APPLY WHAT YOU LEARN TODAY
Hebrews 4:1-12 tells us about the importance of application of what we read to our lives:
Therefore, while the promise of entering his rest remains, let us fear lest any of you be judged to have failed to reach it. 2 For good news came to us just as to them; but the message which they heard did not benefit them, because it did not meet with faith in the hearers. 3 For we who have believed enter that rest, as he has said, “As I swore in my wrath, ‘They shall never enter my rest,'” although his works were finished from the foundation of the world. 4 For he has somewhere spoken of the seventh day in this way, “And God rested on the seventh day from all his works.” 5 And again in this place he said, “They shall never enter my rest.” 6 Since therefore it remains for some to enter it, and those who formerly received the good news failed to enter because of disobedience, 7 again he sets a certain day, “Today,” saying through David so long afterward, in the words already quoted, “Today, when you hear his voice, do not harden your hearts.” 8 For if Joshua had given them rest, God would not speak later of another day. 9 So then, there remains a sabbath rest for the people of God; 10 for whoever enters God’s rest also ceases from his labors as God did from his. 11 Let us therefore strive to enter that rest, that no one fall by the same sort of disobedience. 12 For the word of God is living and active, sharper than any two-edged sword, piercing to the division of soul and spirit, of joints and marrow, and discerning the thoughts and intentions of the heart.
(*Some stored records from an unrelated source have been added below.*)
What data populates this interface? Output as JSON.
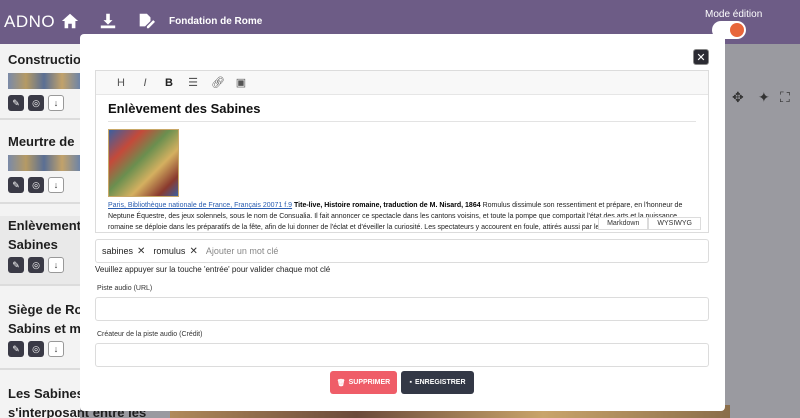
{
  "app": {
    "brand": "ADNO",
    "project_title": "Fondation de Rome",
    "mode_label": "Mode édition"
  },
  "sidebar": {
    "cards": [
      {
        "title_lines": [
          "Construction"
        ]
      },
      {
        "title_lines": [
          "Meurtre de"
        ]
      },
      {
        "title_lines": [
          "Enlèvement",
          "Sabines"
        ]
      },
      {
        "title_lines": [
          "Siège de Ro",
          "Sabins et m"
        ]
      },
      {
        "title_lines": [
          "Les Sabines",
          "s'interposant entre les"
        ]
      }
    ]
  },
  "modal": {
    "editor": {
      "toolbar": [
        "H",
        "I",
        "B",
        "list",
        "link",
        "image"
      ],
      "heading": "Enlèvement des Sabines",
      "link_text": "Paris, Bibliothèque nationale de France, Français 20071 f.9",
      "bold_text": "Tite-live, Histoire romaine, traduction de M. Nisard, 1864",
      "body_text": "Romulus dissimule son ressentiment et prépare, en l'honneur de Neptune Équestre, des jeux solennels, sous le nom de Consualia. Il fait annoncer ce spectacle dans les cantons voisins, et toute la pompe que comportait l'état des arts et la puissance romaine se déploie dans les préparatifs de la fête, afin de lui donner de l'éclat et d'éveiller la curiosité. Les spectateurs y accourent en foule, attirés aussi par le désir de voir la nouvelle ville.",
      "tab_markdown": "Markdown",
      "tab_wysiwyg": "WYSIWYG"
    },
    "tags": [
      "sabines",
      "romulus"
    ],
    "tag_placeholder": "Ajouter un mot clé",
    "tag_hint": "Veuillez appuyer sur la touche 'entrée' pour valider chaque mot clé",
    "audio_url_label": "Piste audio (URL)",
    "audio_url_value": "",
    "audio_credit_label": "Créateur de la piste audio (Crédit)",
    "audio_credit_value": "",
    "delete_label": "SUPPRIMER",
    "save_label": "ENREGISTRER"
  },
  "colors": {
    "topbar": "#6d5c86",
    "toggle_knob": "#e8663a",
    "delete": "#ef5d68",
    "save": "#333846"
  }
}
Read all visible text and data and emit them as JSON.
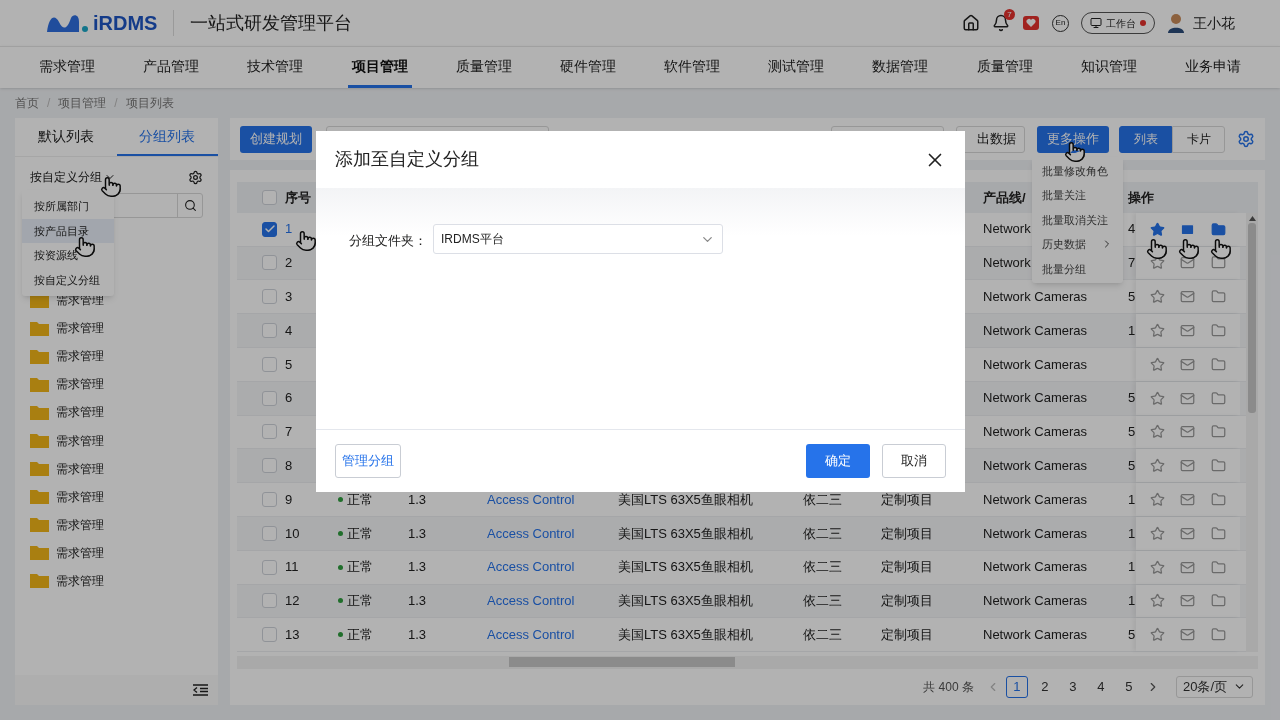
{
  "header": {
    "logo": "iRDMS",
    "title": "一站式研发管理平台",
    "notification_count": "7",
    "lang": "En",
    "workbench": "工作台",
    "user": "王小花"
  },
  "nav": [
    {
      "label": "需求管理",
      "selected": false
    },
    {
      "label": "产品管理",
      "selected": false
    },
    {
      "label": "技术管理",
      "selected": false
    },
    {
      "label": "项目管理",
      "selected": true
    },
    {
      "label": "质量管理",
      "selected": false
    },
    {
      "label": "硬件管理",
      "selected": false
    },
    {
      "label": "软件管理",
      "selected": false
    },
    {
      "label": "测试管理",
      "selected": false
    },
    {
      "label": "数据管理",
      "selected": false
    },
    {
      "label": "质量管理",
      "selected": false
    },
    {
      "label": "知识管理",
      "selected": false
    },
    {
      "label": "业务申请",
      "selected": false
    }
  ],
  "breadcrumb": {
    "separator": "/",
    "items": [
      "首页",
      "项目管理",
      "项目列表"
    ]
  },
  "sidebar": {
    "tabs": [
      {
        "label": "默认列表",
        "selected": false
      },
      {
        "label": "分组列表",
        "selected": true
      }
    ],
    "group_by": "按自定义分组",
    "dropdown": [
      {
        "label": "按所属部门",
        "selected": false
      },
      {
        "label": "按产品目录",
        "selected": true
      },
      {
        "label": "按资源线",
        "selected": false
      },
      {
        "label": "按自定义分组",
        "selected": false
      }
    ],
    "folders": [
      "需求管理",
      "需求管理",
      "需求管理",
      "需求管理",
      "需求管理",
      "需求管理",
      "需求管理",
      "需求管理",
      "需求管理",
      "需求管理",
      "需求管理"
    ]
  },
  "toolbar": {
    "create": "创建规划",
    "export": "出数据",
    "more": "更多操作",
    "views": [
      {
        "label": "列表",
        "selected": true
      },
      {
        "label": "卡片",
        "selected": false
      }
    ]
  },
  "more_menu": [
    {
      "label": "批量修改角色",
      "submenu": false
    },
    {
      "label": "批量关注",
      "submenu": false
    },
    {
      "label": "批量取消关注",
      "submenu": false
    },
    {
      "label": "历史数据",
      "submenu": true
    },
    {
      "label": "批量分组",
      "submenu": false
    }
  ],
  "table": {
    "header": {
      "select_all_checked": false,
      "index": "序号",
      "product_line": "产品线/",
      "actions": "操作"
    },
    "rows": [
      {
        "index": "1",
        "checked": true,
        "followed": true,
        "product_line": "Network",
        "column_9": "4"
      },
      {
        "index": "2",
        "checked": false,
        "followed": false,
        "product_line": "Network",
        "column_9": "7"
      },
      {
        "index": "3",
        "checked": false,
        "followed": false,
        "product_line": "Network Cameras",
        "column_9": "5"
      },
      {
        "index": "4",
        "checked": false,
        "followed": false,
        "product_line": "Network Cameras",
        "column_9": "1"
      },
      {
        "index": "5",
        "checked": false,
        "followed": false,
        "product_line": "Network Cameras"
      },
      {
        "index": "6",
        "checked": false,
        "followed": false,
        "product_line": "Network Cameras",
        "column_9": "5"
      },
      {
        "index": "7",
        "checked": false,
        "followed": false,
        "product_line": "Network Cameras",
        "column_9": "5"
      },
      {
        "index": "8",
        "checked": false,
        "followed": false,
        "product_line": "Network Cameras",
        "column_9": "5"
      },
      {
        "index": "9",
        "checked": false,
        "followed": false,
        "status": {
          "label": "正常"
        },
        "version": "1.3",
        "name": "Access Control",
        "product": "美国LTS 63X5鱼眼相机",
        "owner": "依二三",
        "type": "定制项目",
        "product_line": "Network Cameras",
        "column_9": "1"
      },
      {
        "index": "10",
        "checked": false,
        "followed": false,
        "status": {
          "label": "正常"
        },
        "version": "1.3",
        "name": "Access Control",
        "product": "美国LTS 63X5鱼眼相机",
        "owner": "依二三",
        "type": "定制项目",
        "product_line": "Network Cameras",
        "column_9": "1"
      },
      {
        "index": "11",
        "checked": false,
        "followed": false,
        "status": {
          "label": "正常"
        },
        "version": "1.3",
        "name": "Access Control",
        "product": "美国LTS 63X5鱼眼相机",
        "owner": "依二三",
        "type": "定制项目",
        "product_line": "Network Cameras",
        "column_9": "1"
      },
      {
        "index": "12",
        "checked": false,
        "followed": false,
        "status": {
          "label": "正常"
        },
        "version": "1.3",
        "name": "Access Control",
        "product": "美国LTS 63X5鱼眼相机",
        "owner": "依二三",
        "type": "定制项目",
        "product_line": "Network Cameras",
        "column_9": "1"
      },
      {
        "index": "13",
        "checked": false,
        "followed": false,
        "status": {
          "label": "正常"
        },
        "version": "1.3",
        "name": "Access Control",
        "product": "美国LTS 63X5鱼眼相机",
        "owner": "依二三",
        "type": "定制项目",
        "product_line": "Network Cameras",
        "column_9": "5"
      }
    ]
  },
  "pagination": {
    "total": "共 400 条",
    "pages": [
      {
        "label": "1",
        "selected": true
      },
      {
        "label": "2",
        "selected": false
      },
      {
        "label": "3",
        "selected": false
      },
      {
        "label": "4",
        "selected": false
      },
      {
        "label": "5",
        "selected": false
      }
    ],
    "page_size": "20条/页"
  },
  "dialog": {
    "title": "添加至自定义分组",
    "field_label": "分组文件夹：",
    "field_value": "IRDMS平台",
    "manage": "管理分组",
    "ok": "确定",
    "cancel": "取消"
  }
}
The emphasis of this scripture on “today” and the ability of the word of God to discern the thoughts and intentions of the heart strongly suggests application of what we read in the Bible to our lives now — not on Saturday or Sunday, or at some unknown future time. Bible interpretation that deflects our attention to history or to the fulfillment of promises and prophecies in some unknown future or at a time when some human will teach them paralyzes and handicaps readers from applying truth to their lives today. Therefore, readers must consciously work to reject historical and future orientations in favor of a clear, here and now application of what they read as God speaks to them — especially while reading. If we do not apply what we learn relatively soon (i.e. today), we run the risk of hardening our hearts to receive any future learning.